Hec, in Buffy, yet again contextless.
Actually I think I'm saying that my butt is my body's coda. Not it's finale. Yes, it's a fine coda to the torso, even though technically my feet may be considered the finale.
Katie M, in LOTR:
I do have to mention that at trivia this week, they had a round on LotR - stuff that was different in the books and the movies.
The first question (which actually isn't something that's different, but at least hasn't shown up in the movies yet) is "who was Samwise Gamgee's true love?"
"Serious answer or gay answer?" I asked.
"What?"
"Look, I'm just saying, there's a lot of hand-holding!"
Over the mike: "No, the answer is not Frodo."
I couldn't help it.
Allyson, clearing up the name confusion in Middle-Earth:
You know what I think makes my eyes glaze over besides all the stuff that oogeys me about how smelly these people were? The names. They all sound exactly. the. same.
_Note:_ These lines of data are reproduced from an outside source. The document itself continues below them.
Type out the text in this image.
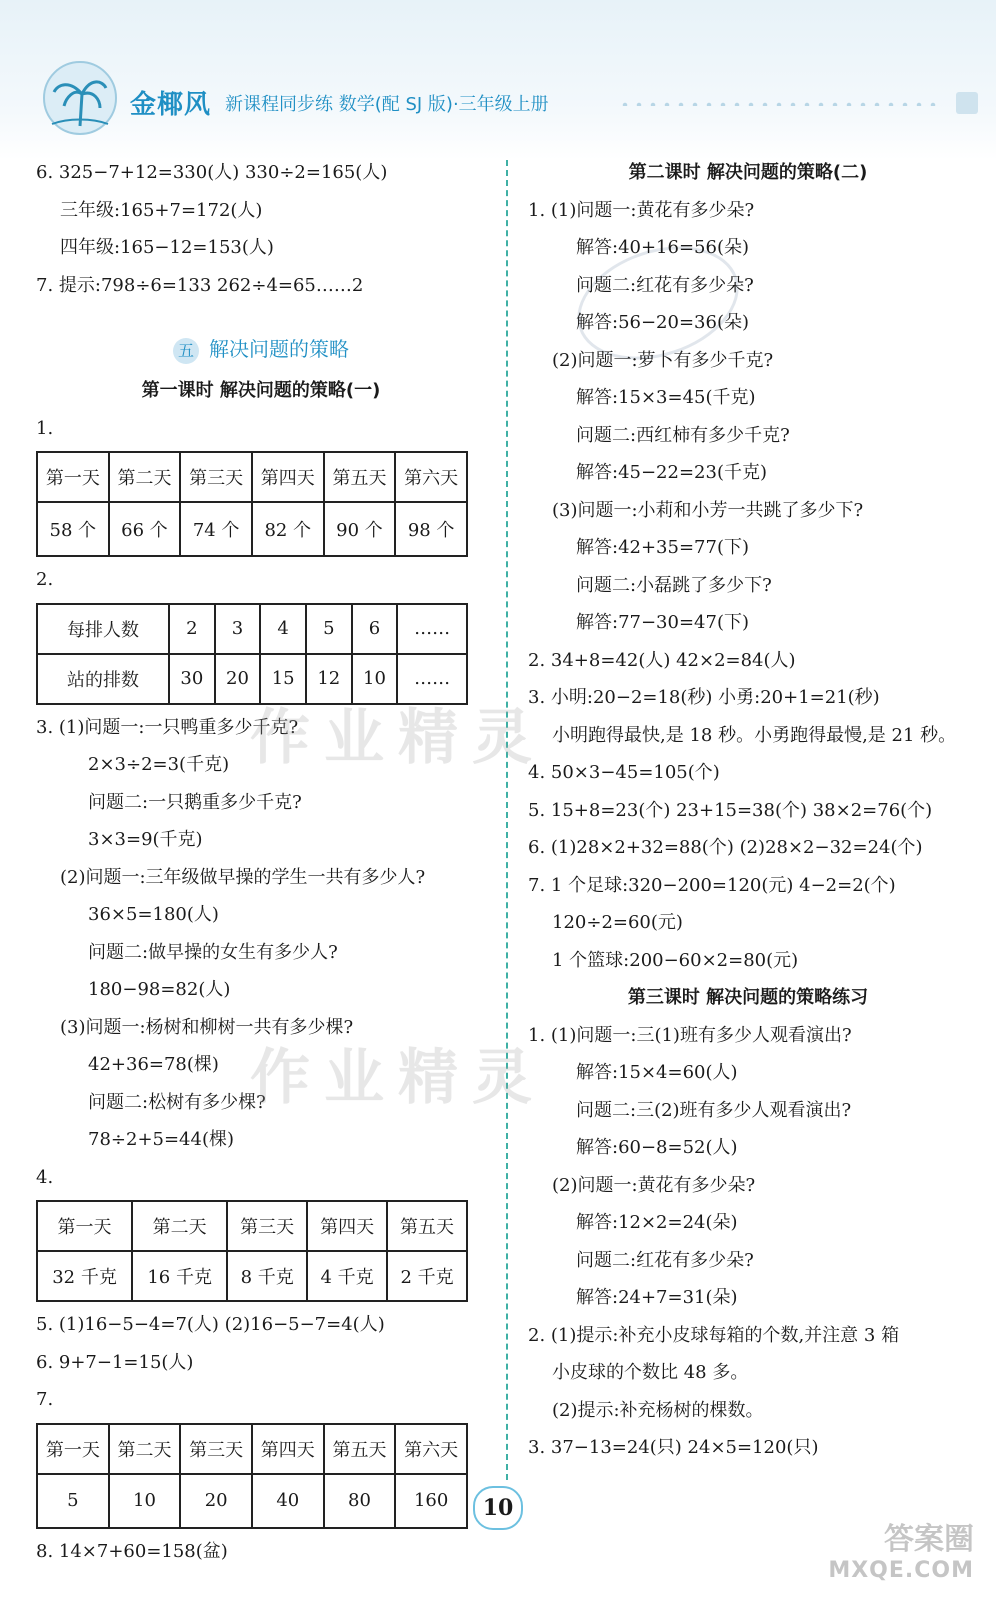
金椰风 新课程同步练 数学(配 SJ 版)·三年级上册
6. 325−7+12=330(人) 330÷2=165(人)
三年级:165+7=172(人)
四年级:165−12=153(人)
7. 提示:798÷6=133 262÷4=65……2
五 解决问题的策略
第一课时 解决问题的策略(一)
1.
第一天	第二天	第三天	第四天	第五天	第六天
58 个	66 个	74 个	82 个	90 个	98 个
2.
每排人数	2	3	4	5	6	……
站的排数	30	20	15	12	10	……
3. (1)问题一:一只鸭重多少千克?
2×3÷2=3(千克)
问题二:一只鹅重多少千克?
3×3=9(千克)
(2)问题一:三年级做早操的学生一共有多少人?
36×5=180(人)
问题二:做早操的女生有多少人?
180−98=82(人)
(3)问题一:杨树和柳树一共有多少棵?
42+36=78(棵)
问题二:松树有多少棵?
78÷2+5=44(棵)
4.
第一天	第二天	第三天	第四天	第五天
32 千克	16 千克	8 千克	4 千克	2 千克
5. (1)16−5−4=7(人) (2)16−5−7=4(人)
6. 9+7−1=15(人)
7.
第一天	第二天	第三天	第四天	第五天	第六天
5	10	20	40	80	160
8. 14×7+60=158(盆)
第二课时 解决问题的策略(二)
1. (1)问题一:黄花有多少朵?
解答:40+16=56(朵)
问题二:红花有多少朵?
解答:56−20=36(朵)
(2)问题一:萝卜有多少千克?
解答:15×3=45(千克)
问题二:西红柿有多少千克?
解答:45−22=23(千克)
(3)问题一:小莉和小芳一共跳了多少下?
解答:42+35=77(下)
问题二:小磊跳了多少下?
解答:77−30=47(下)
2. 34+8=42(人) 42×2=84(人)
3. 小明:20−2=18(秒) 小勇:20+1=21(秒)
小明跑得最快,是 18 秒。小勇跑得最慢,是 21 秒。
4. 50×3−45=105(个)
5. 15+8=23(个) 23+15=38(个) 38×2=76(个)
6. (1)28×2+32=88(个) (2)28×2−32=24(个)
7. 1 个足球:320−200=120(元) 4−2=2(个)
120÷2=60(元)
1 个篮球:200−60×2=80(元)
第三课时 解决问题的策略练习
1. (1)问题一:三(1)班有多少人观看演出?
解答:15×4=60(人)
问题二:三(2)班有多少人观看演出?
解答:60−8=52(人)
(2)问题一:黄花有多少朵?
解答:12×2=24(朵)
问题二:红花有多少朵?
解答:24+7=31(朵)
2. (1)提示:补充小皮球每箱的个数,并注意 3 箱
小皮球的个数比 48 多。
(2)提示:补充杨树的棵数。
3. 37−13=24(只) 24×5=120(只)
作业精灵
作业精灵
10
答案圈
MXQE.COM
So, just to make things easier for me, I'm going to make some changes.
cracks knuckles
This is how it's going to be:
Evil Eyeball: Bob
Evil Wizard: Strom Thurmond
Good Wizard: Grampa Joe
Gurlie Elf ita wants to do: Mary
Frodo: He can be Frodo, I can remember that.
Sam: See above, but instead of calling him "Frodo" he can remain "Sam"
Annoying little bastard trolls that fuck everything up: Fric and Frac. It doesn't matter which is which, no one can tell them apart, anyway
Broody ranger that pines after Liv Tyler: Viggo the Showerless
Liv Tyler: Slo Mo Liv Tyler
Liv Tyler's creepy father: Mr. Anderson
Dead Bear Daddy Boromir: Dead Bear Daddy, or DeeBeeDee Dead Bear
Daddy's Brother: Mick
Annoying King that should shut up and listen to Viggo the Showerless: Earl
Dwarf Guy: Dwarf Guy (there's only one of them, anyway)
Well. That should make things easier for everyone concerned.